O responsável da ANDAEP avança ainda haver mais baixas médicas este ano, "o que era expectável face à alteração da Mobilidade Por Doença". Filinto Lima lamenta que o ME não reavalie a situação dos docentes a que foi negada a MPD e relembra que os professores com mais de 50 anos representam 45% do total de todos os níveis de educação. "O ministério devia rever os pedidos de MPD até para não ficar com problemas de consciência como no recente caso da morte de uma professora. Um peso na consciência que podia ser evitado", pede.
O caso a que o presidente da ANDAEP se refere chocou a comunidade escolar no início do mês. Josefa Marques tinha cancro e este ano letivo viu ser-lhe negada a colocação perto de casa por causa das novas regras da mobilidade. Ficou colocada a 200 quilómetros de casa e acabou por morrer sem ter resposta por parte do ME ao recurso que tinha feito.
Filinto Lima reitera o pedido que tem feito ao ME e ao Ministério das Finanças. "Estamos a debater-nos com a falta de professores e, apesar de terem sido implementadas soluções administrativas, não há uma solução de fundo para um problema estrutural.
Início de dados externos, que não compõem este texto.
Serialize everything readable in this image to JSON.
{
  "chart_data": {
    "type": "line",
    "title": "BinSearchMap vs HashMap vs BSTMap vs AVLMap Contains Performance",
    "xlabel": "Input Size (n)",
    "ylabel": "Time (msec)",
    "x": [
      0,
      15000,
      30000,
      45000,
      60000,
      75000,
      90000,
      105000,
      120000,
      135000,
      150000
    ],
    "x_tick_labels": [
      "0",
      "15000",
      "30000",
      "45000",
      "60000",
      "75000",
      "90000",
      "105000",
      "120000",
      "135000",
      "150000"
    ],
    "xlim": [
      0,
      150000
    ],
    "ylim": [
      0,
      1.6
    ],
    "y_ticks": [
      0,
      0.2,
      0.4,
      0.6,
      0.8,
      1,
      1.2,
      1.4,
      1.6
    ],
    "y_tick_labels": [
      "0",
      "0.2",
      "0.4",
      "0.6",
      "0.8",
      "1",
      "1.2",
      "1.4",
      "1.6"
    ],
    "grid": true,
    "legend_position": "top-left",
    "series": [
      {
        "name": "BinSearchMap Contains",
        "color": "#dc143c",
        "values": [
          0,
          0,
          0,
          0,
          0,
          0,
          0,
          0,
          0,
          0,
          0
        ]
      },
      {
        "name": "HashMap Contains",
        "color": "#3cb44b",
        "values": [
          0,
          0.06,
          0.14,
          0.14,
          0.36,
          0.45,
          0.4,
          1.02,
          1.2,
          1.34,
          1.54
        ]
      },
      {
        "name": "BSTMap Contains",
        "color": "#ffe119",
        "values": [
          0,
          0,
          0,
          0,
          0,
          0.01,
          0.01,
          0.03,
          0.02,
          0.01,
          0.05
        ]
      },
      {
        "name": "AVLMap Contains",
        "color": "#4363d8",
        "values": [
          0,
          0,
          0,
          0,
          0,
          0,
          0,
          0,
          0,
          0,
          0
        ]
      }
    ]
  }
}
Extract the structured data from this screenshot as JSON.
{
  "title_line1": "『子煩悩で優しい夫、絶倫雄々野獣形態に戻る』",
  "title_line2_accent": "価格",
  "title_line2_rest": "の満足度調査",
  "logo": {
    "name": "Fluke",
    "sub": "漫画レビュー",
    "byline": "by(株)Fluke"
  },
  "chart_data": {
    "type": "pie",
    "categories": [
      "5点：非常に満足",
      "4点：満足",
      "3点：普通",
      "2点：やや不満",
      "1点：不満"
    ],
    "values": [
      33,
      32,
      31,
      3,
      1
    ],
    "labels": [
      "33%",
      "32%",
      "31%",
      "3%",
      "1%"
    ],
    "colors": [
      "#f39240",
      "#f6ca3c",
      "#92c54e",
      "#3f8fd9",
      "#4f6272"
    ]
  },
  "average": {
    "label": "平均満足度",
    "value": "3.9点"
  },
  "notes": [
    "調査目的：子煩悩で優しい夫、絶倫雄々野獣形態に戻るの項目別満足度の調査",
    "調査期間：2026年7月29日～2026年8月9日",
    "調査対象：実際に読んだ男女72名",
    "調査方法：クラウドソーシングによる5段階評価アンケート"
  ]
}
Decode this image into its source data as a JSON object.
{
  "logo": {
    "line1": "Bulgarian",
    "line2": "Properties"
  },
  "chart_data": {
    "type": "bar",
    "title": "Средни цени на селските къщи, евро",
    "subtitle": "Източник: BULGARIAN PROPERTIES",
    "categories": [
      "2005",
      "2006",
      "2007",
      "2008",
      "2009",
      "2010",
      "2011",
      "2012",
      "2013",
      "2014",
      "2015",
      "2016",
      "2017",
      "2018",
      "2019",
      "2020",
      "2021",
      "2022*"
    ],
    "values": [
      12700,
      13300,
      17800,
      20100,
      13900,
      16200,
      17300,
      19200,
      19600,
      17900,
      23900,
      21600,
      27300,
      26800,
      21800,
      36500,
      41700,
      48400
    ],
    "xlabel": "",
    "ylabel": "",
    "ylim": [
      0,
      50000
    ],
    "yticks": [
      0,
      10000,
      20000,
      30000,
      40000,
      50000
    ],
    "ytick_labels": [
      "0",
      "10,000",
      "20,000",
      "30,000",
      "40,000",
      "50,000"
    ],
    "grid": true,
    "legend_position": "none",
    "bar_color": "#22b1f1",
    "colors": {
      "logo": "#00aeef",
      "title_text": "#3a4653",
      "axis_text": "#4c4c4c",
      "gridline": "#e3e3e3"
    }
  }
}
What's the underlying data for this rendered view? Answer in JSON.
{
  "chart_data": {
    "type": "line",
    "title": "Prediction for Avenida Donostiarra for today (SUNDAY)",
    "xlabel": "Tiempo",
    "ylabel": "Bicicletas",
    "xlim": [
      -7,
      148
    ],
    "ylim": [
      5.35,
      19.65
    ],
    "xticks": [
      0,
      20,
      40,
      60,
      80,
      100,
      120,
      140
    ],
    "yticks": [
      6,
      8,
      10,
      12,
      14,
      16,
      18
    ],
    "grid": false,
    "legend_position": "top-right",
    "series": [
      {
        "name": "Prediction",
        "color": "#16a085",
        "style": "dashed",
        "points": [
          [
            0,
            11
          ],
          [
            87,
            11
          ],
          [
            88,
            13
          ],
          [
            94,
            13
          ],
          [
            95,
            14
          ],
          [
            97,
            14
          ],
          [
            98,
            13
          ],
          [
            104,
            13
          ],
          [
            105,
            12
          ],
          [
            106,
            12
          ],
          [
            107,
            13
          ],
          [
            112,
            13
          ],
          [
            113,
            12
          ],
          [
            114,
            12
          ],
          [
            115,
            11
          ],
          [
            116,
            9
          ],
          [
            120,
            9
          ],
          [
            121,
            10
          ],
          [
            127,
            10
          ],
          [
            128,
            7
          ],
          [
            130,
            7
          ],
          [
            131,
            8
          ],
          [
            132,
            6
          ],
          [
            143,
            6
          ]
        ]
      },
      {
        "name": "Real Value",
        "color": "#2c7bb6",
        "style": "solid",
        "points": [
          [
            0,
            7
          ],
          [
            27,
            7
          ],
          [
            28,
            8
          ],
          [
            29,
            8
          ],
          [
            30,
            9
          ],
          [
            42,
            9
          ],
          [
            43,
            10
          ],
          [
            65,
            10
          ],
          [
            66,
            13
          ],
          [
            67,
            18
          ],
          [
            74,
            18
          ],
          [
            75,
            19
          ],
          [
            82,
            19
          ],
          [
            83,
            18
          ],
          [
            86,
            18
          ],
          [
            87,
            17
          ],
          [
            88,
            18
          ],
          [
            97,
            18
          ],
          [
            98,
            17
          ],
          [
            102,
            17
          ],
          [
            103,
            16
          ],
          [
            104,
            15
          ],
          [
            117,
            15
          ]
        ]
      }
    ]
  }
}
A situação está a agravar-se. São necessárias medidas concretas, como o aumento de vencimentos dos professores tendo em conta a responsabilidade, o apoio à estadia para os professores que estão a centenas de quilómetros de casa ou a alteração à aberrante avaliação de desempenho docente. Há medidas que devem ser tomadas urgentemente e o ME tem de pressionar o ministro das Finanças", afirma.
Filinto Lima acredita que, na ausência de "medidas de fundo", o ano letivo ficará marcado por uma grande contestação. Embora afirme que as greves se poderão vulgarizar, pede uma "atitude concertada desde logo no diálogo com o ME e por parte dos próprios sindicatos". "Temos é que resolver este problema de uma vez por todas e encontrar soluções", conclui.